Come to think of it, at the start of the traditional New Year in April—be it Naba Barsha in Bengal or Rongali Bihu in Assam, as well as in some other regions across India—calendars stoke renewed interest, with traditional month names and festival days jostling for space alongside the Gregorian calendar dates we now follow in workaday life. The Pope introduced it in 1582, recalibrating the existing Julian calendar which Julius Caesar had incorporated in 45 BC, improving upon the Roman calendar.

Originally based on astronomy and the agricultural cycle, calendars today can also serve as a medium to say something more than just displaying beautiful flowers, destinations, and the like along with dates. A calendar brought out by a group of young people in Kolkata this year contains images highlighting slogans of resistance. Recently, Gen Z showed in Nepal that protest slogans can overturn a government accused of corruption and rampant nepotism. Echoes of protest slogans against the current establishment are reverberating in many lands—be it Iran, Georgia, Peru, etc., to name a few.
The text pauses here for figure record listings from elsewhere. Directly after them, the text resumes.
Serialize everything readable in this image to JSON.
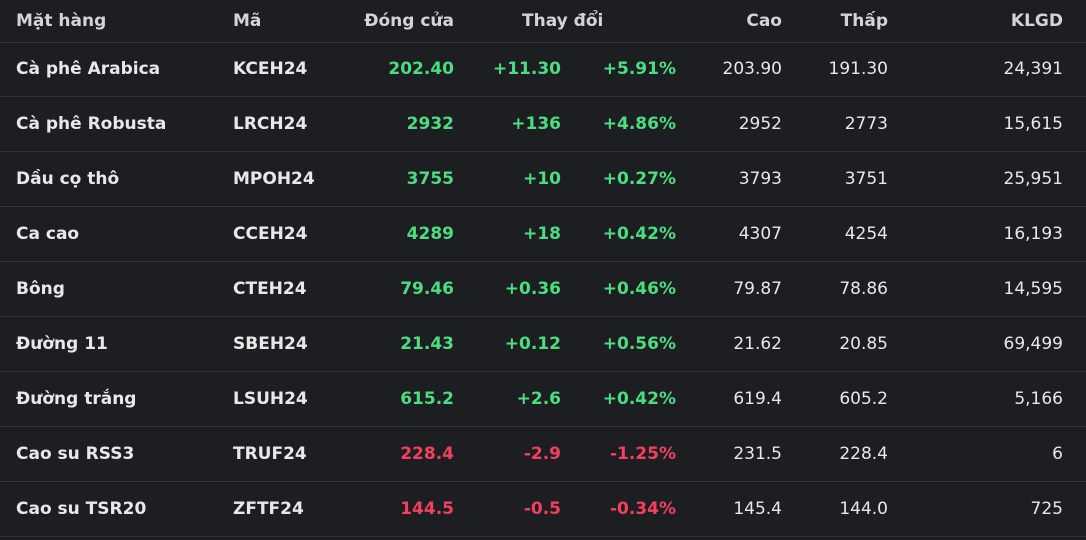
{
  "table": {
    "headers": [
      "Mặt hàng",
      "Mã",
      "Đóng cửa",
      "Thay đổi",
      "Cao",
      "Thấp",
      "KLGD"
    ],
    "rows": [
      {
        "cells": [
          "Cà phê Arabica",
          "KCEH24",
          "202.40",
          "+11.30",
          "+5.91%",
          "203.90",
          "191.30",
          "24,391"
        ],
        "color": "#4ade80"
      },
      {
        "cells": [
          "Cà phê Robusta",
          "LRCH24",
          "2932",
          "+136",
          "+4.86%",
          "2952",
          "2773",
          "15,615"
        ],
        "color": "#4ade80"
      },
      {
        "cells": [
          "Dầu cọ thô",
          "MPOH24",
          "3755",
          "+10",
          "+0.27%",
          "3793",
          "3751",
          "25,951"
        ],
        "color": "#4ade80"
      },
      {
        "cells": [
          "Ca cao",
          "CCEH24",
          "4289",
          "+18",
          "+0.42%",
          "4307",
          "4254",
          "16,193"
        ],
        "color": "#4ade80"
      },
      {
        "cells": [
          "Bông",
          "CTEH24",
          "79.46",
          "+0.36",
          "+0.46%",
          "79.87",
          "78.86",
          "14,595"
        ],
        "color": "#4ade80"
      },
      {
        "cells": [
          "Đường 11",
          "SBEH24",
          "21.43",
          "+0.12",
          "+0.56%",
          "21.62",
          "20.85",
          "69,499"
        ],
        "color": "#4ade80"
      },
      {
        "cells": [
          "Đường trắng",
          "LSUH24",
          "615.2",
          "+2.6",
          "+0.42%",
          "619.4",
          "605.2",
          "5,166"
        ],
        "color": "#4ade80"
      },
      {
        "cells": [
          "Cao su RSS3",
          "TRUF24",
          "228.4",
          "-2.9",
          "-1.25%",
          "231.5",
          "228.4",
          "6"
        ],
        "color": "#f43f5e"
      },
      {
        "cells": [
          "Cao su TSR20",
          "ZFTF24",
          "144.5",
          "-0.5",
          "-0.34%",
          "145.4",
          "144.0",
          "725"
        ],
        "color": "#f43f5e"
      }
    ]
  }
}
According to the Global Protest Tracker of the Carnegie Endowment for International Peace, in the last twelve months anti-government protests broke out in 126 countries across the world, and currently there are 33 active protests.

An annual calendar may have the lifetime of a year, but in chronicling such images or messages, it establishes a longer timeline and may even serve as a chronicle of the times. Just think of the farmers’ protest in Delhi not so long ago, or the long marches of citizens across the city of Kolkata post the R. G. Kar rape case, displaying slogans of protest in many hues.

With time, the focus may shift; the once vociferous voices may slowly lose their verve due to changing circumstances, but if caught in a calendar, they can be preserved as if in a still reel. One day, perhaps, a generation beyond the sobriquet of ‘Z’ will look back and find new meaning, new inspiration, to launch yet another cause célèbre—for a calendar.